Assumes we scan entire log; use checkpoints to limit scan.

Algorithm:

committedTrans = abortedTrans = startedTrans = {}
for each log record from most recent to oldest {
    switch (log record) {
    <COMMIT T> : add T to committedTrans
    <ABORT T>  : add T to abortedTrans
    <START T>  : add T to startedTrans
    <T,X,v>    : if (T in committedTrans)
                     // don't undo committed changes
                 else  // roll-back changes
                     { WRITE(X,v); OUTPUT(X) }
}   }
for each T in startedTrans {
    if (T in committedTrans) ignore
    else if (T in abortedTrans) ignore
    else write <ABORT T> to log
}
flush log

Checkpointing

Log file grows without bound. Eventually we can delete old section of log:

  • Where all prior transactions have committed.

This point is called a checkpoint.

  • All of log prior to checkpoint can be ignored for recovery.

Challenges in Checkpointing

Problem: many concurrent/overlapping transactions. How to determine that all have finished:

  1. Periodically, write log record <CHKPT(T1, .. , Tk)>
    • Contains reference to all active tx’s ==> active tx table.
  2. Continue normal processing (e.g. new tx’s can start)
  3. When all of T1, .., T_k have completed, write log record <ENDCHKPT> and flush log.

Note: tx manager maintains chkpt and active tx information.

Recovery with Checkpointing

Recovery: scan backwards through log file processing as before.

Determining where to stop depends on:

  • If we meet <ENDCHKPT> first or <CHKPT...> first.

If we encounter <ENDCHKPT> first:

  • We know that all incomplete tx’s come after previous <CHKPT...>.
  • Thus, can stop backward scan when we reach <CHKPT...>.

If we encounter <CHKPT(T1, ... , Tk)> first:

  • Crash occurred during the checkpoint period.
  • Any of T1, ... , Tk that committed before crash are ok.
  • For uncommitted tx’s, need to continue backward scan.

Redo Logging

Problem with undo logging:

  • All changed data must be output to disk before committing.
  • Conflicts with optimal use of the buffer pool.

Alternative approach is redo logging:

  • Allow changes to remain only in buffers after commit.
  • Write records to indicate what changes are “pending”.
  • After a crash, can apply changes during recovery.

Steps in Redo Logging

Requirement for redo logging: write-ahead rule.

Data must be written to disk as follows:

  1. Start transaction log record.
  2. Update log records indicating changes.
    • Update log records now contain <T, X, v'> where v' is the new value for X.
  3. Then commit log record (OUTPUT).
  4. Then OUTPUT changed data elements.

Note: actual writing of data items happens AFTER commit.

Recovery in Redo Logging

Simplified view of recovery:

  • Identify all committed tx’s (backwards scan).
  • Scan forwards through log:
    • If <T, X, v> and T is committed, set X to v on disk.
    • If <START T> and T not committed, put <ABORT T> ing log.

Undo/Redo Logging

Undo and redo logging are incompatible in:

  • Order of outputting <COMMIT T> and changed data.
  • How data in buffers is handled during checkpoints.

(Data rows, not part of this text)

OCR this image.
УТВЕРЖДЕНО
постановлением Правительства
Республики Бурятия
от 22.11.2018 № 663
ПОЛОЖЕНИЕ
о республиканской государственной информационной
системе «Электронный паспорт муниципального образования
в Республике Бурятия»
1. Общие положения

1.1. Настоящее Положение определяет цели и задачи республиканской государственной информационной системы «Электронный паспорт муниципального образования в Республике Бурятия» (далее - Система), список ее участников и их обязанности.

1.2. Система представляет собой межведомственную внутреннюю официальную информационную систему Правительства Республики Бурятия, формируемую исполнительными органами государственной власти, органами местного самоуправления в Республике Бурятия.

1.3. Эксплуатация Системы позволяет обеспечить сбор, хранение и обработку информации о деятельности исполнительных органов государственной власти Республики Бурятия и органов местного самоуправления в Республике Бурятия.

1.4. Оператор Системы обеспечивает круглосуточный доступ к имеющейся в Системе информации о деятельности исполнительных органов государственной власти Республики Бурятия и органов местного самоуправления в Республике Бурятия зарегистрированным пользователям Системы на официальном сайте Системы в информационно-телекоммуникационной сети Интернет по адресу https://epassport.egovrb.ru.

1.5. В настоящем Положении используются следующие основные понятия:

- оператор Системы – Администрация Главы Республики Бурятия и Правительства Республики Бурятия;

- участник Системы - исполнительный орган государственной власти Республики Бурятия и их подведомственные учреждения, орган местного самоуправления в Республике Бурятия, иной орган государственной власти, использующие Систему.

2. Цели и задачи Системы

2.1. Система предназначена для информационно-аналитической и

Undo/Redo logging combines aspects of both:

  • Requires new update log record <T, X, v, v'> that gives both old and new values for X.
  • Removes incompatibilities between output orders.

Recovery in Undo/Redo Logging

Simplified view of recovery:

  • Scan log to determine committed/uncommitted tx’s.
  • For each uncommitted tx T, add <ABORT T> to log.
  • Scan backwards through log:
    • If <T, X, v, w> and T is not committed, set X to v on disk.
  • Scan forwards through log:
    • If <T, X, v, w> and T is committed, set X to w on disk.